Rowenna Davis may not have come across Stuart Fox's evidence regarding the satisfaction levels of young people with respect to British democracy. Whether she has or not, she's re-telling the story of how the Iraq war disillusioned her generation – remember, those protesters of February 15 2003 who weren't obeyed. Forgive me for sounding like an old cynic, but reading Davis you could get the impression that the generation she belonged to was that of the playgroup population finger-painting its way through London in support of love and universal goodness. But in any case it's the familiar tale:
For many, the Iraq war was a demonstration that power could ultimately bypass any civil protest. Two million people came out marching and 2,000 young hands were raised, and they were overridden.
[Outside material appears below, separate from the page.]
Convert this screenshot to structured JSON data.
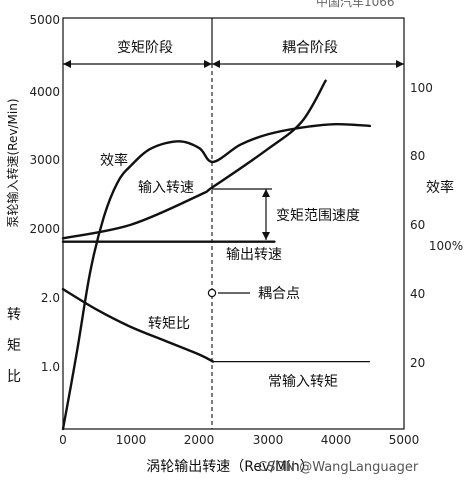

Except that Davis then departs from the usual script by allowing that street demonstrations don't in fact rule:
But here there has to be a 'but', and so there is:Of course not every protest can or should be successful...
... but this one felt defeated by something disingenuous. The left was supposed to be the party of peace and democracy, now it was the one misleading us into conflict for reasons that kept changing. It marked the beginning of the disenchantment with party politics in general.
The reasons kept changing? I don't know – I had a pretty firm grip on them. As for the left being 'the party of peace and democracy', it's just obvious to Davis that such a party wouldn't want to see the end of a fascistic tyrant and his special forms of peace. Note, in passing, that she uses the phrase 'brutality of power', yet absolutely not with reference to the regime overthrown by US and British arms.